Samantha cerró de un golpe la tapa de la panera y metió bruscamente cuatro rebanadas de pan en las ranuras. La voz de Miles adoptó un tono más natural.



-Sí, bueno, cuando los médicos le dijeron... le confirmaron que estaba muerto, Mary le pidió a Sam que llamara a Colin y Tessa Wall. Esperamos a que llegaran y entonces nos marchamos.



-Bien, Mary tuvo mucha suerte de que estuvierais allí -replicó Shirley-. Papá quiere decirte algo más, Miles. Te lo paso. Ya hablaremos más tarde.



«Ya hablaremos más tarde», repitió Samantha dirigiéndose al hervidor y moviendo burlonamente la cabeza. En su distorsionado reflejo se apreciaba que tenía la cara hinchada por haber dormido poco y los ojos castaños enrojecidos. Con las prisas por oír el relato de su marido, se había aplicado el bronceador artificial con descuido y se le había metido un poco entre las pestañas.



-¿Por qué no os pasáis un momento esta tarde? -preguntó Howard con su voz tonante-. No, espera. Dice mamá que jugamos al bridge con los Bulgen. Venid mañana a cenar. Sobre las siete.



-Déjame ver -repuso Miles, y miró a Samantha-. No sé si Sam tiene algo mañana.



Su mujer no le indicó si quería ir o no. Miles colgó y una extraña sensación de anticlímax se extendió por la cocina. -No se lo podían creer -dijo, como si Samantha no lo hubiera oído todo.



Tomaron las tostadas y otra taza de café en silencio. La irritabilidad de Samantha fue disipándose a medida que masticaba. Recordó que de madrugada se había despertado sobresaltada en el dormitorio a oscuras, y que había sentido una gratitud y un alivio absurdos al notar a Miles a su lado, grandote y barrigón, oliendo a vetiver y a sudor. Luego imaginó que estaba en la tienda contándoles a las clientas que un hombre había caído fulminado delante de ella y que lo había acompañado al hospital. Pensó en diferentes formas de describir diversos detalles del trayecto, y en la escena culminante con la doctora. La juventud de aquella mujer tan dueña de sí había hecho que todo resultara aún peor. La persona encargada de dar una noticia así debería ser alguien de más edad.



Entonces se animó un poco al recordar que esa mañana tenía una cita con el representante de Champêtre; por teléfono había estado muy zalamero.

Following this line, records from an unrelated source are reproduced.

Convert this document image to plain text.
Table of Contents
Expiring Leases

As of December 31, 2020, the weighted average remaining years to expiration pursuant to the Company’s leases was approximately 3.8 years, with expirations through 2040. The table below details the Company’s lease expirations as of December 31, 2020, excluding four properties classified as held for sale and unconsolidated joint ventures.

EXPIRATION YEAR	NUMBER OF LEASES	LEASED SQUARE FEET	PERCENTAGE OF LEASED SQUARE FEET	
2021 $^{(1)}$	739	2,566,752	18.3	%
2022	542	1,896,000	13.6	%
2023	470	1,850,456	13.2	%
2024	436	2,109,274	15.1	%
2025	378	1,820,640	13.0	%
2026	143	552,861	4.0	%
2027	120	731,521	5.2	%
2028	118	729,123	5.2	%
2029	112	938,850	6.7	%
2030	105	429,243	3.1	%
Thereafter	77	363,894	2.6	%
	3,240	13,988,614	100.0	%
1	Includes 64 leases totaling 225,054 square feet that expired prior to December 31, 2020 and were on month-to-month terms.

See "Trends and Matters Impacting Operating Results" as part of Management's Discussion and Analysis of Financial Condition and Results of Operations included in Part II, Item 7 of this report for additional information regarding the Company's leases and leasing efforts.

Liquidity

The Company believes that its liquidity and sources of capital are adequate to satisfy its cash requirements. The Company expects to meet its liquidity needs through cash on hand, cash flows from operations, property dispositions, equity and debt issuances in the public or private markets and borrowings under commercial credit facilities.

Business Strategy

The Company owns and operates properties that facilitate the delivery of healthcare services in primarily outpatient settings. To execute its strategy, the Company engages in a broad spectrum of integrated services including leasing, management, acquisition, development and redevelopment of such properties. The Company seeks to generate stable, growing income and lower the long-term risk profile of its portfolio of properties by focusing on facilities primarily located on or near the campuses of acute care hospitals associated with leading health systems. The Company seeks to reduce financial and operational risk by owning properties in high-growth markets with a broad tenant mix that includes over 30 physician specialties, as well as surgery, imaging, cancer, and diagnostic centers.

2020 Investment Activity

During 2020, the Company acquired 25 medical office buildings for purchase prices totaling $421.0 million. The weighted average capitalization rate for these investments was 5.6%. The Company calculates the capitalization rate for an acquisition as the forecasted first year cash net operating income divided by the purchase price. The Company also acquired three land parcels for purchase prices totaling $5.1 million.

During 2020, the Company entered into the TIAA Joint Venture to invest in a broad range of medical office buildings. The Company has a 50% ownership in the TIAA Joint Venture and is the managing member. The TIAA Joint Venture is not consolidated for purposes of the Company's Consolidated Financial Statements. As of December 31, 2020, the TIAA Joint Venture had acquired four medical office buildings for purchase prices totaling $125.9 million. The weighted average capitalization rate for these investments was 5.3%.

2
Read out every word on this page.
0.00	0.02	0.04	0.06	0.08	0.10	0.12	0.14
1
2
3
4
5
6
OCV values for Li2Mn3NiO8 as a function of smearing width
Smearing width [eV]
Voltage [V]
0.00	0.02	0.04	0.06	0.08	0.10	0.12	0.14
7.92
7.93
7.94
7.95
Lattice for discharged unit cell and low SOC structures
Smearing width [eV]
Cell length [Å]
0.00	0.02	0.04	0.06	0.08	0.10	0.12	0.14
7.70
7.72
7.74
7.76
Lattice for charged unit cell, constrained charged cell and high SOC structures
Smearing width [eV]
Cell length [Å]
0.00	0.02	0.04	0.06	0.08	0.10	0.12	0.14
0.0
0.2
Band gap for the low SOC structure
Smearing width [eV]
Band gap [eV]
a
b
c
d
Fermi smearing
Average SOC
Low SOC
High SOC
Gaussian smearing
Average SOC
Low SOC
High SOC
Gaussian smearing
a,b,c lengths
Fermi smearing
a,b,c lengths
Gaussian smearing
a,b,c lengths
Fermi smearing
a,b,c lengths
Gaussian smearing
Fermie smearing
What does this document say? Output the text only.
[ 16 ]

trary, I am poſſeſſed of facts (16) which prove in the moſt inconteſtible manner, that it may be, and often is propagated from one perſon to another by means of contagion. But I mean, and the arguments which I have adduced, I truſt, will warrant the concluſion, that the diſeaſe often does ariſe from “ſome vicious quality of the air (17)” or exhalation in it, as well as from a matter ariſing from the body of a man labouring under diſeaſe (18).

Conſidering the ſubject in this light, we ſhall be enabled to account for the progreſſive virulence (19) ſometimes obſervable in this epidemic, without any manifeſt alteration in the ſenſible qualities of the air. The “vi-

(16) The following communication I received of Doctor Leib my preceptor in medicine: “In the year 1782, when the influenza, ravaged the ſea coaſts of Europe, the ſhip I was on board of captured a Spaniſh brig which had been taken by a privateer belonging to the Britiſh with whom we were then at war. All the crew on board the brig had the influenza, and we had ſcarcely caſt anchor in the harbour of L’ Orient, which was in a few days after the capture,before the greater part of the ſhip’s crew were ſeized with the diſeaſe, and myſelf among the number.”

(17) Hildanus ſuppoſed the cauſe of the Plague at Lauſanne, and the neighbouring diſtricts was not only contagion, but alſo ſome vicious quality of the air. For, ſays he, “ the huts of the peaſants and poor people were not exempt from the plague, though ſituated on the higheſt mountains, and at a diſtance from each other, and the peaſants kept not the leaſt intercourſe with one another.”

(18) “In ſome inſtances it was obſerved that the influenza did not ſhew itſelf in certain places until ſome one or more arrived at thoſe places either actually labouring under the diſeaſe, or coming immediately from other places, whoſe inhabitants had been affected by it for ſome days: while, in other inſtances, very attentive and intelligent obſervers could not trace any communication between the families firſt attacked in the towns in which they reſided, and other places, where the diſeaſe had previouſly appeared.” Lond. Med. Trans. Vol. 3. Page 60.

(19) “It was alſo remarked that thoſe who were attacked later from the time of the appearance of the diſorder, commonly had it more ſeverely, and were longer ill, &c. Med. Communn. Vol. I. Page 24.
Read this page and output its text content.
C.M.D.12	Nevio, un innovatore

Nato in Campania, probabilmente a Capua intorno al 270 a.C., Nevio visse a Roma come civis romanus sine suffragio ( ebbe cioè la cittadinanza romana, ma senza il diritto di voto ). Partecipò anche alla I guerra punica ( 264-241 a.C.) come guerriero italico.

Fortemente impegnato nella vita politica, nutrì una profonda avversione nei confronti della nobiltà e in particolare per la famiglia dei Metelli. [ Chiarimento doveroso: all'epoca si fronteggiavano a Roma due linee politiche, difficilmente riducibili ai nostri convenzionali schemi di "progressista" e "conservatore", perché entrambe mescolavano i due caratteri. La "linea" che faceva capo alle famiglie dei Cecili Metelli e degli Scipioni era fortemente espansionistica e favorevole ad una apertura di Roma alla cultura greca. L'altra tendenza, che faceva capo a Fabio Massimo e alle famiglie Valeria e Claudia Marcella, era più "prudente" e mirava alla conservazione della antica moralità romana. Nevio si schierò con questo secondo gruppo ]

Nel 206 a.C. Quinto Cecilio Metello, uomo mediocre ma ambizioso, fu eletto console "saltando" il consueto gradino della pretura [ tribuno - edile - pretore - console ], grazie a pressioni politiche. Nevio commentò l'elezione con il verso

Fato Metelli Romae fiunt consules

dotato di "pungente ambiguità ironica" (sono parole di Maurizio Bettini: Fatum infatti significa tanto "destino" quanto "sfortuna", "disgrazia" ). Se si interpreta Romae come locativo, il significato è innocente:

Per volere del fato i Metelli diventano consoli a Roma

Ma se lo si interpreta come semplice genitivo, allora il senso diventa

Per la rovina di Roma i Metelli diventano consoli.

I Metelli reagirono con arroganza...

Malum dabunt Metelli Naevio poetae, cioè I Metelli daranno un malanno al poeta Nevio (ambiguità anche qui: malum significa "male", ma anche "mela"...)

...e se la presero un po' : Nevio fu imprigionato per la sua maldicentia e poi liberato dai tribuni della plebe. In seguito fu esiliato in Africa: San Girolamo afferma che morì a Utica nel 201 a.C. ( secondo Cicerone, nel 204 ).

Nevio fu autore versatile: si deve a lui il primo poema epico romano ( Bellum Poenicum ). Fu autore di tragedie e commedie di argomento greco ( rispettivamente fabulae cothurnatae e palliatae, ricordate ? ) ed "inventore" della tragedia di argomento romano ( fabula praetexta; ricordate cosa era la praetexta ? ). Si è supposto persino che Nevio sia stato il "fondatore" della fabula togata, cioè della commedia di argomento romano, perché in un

-Más vale que espabile -dijo Miles, y se terminó la taza de café mirando cómo el cielo clareaba al otro lado de la ventana. Lanzó un hondo suspiro y le dio unas palmaditas en el hombro a su mujer al pasar para meter el plato y la taza en el lavavajillas-. Madre mía, esto les da otra dimensión a las cosas, ¿no te parece?



Y salió de la cocina negando con la cabeza de pelo entrecano cortado al rape.



A veces Samantha lo encontraba ridículo y, cada día más, aburrido. Con todo, en ocasiones le gustaba su pomposidad, de la misma manera que le gustaba usar sombrero cuando lo exigían las circunstancias. Al fin y al cabo, esa mañana lo apropiado era ponerse solemne y un poco trascendental. Se terminó la tostada y recogió las cosas del desayuno mientras pulía mentalmente la historia que pensaba contarle a su ayudante.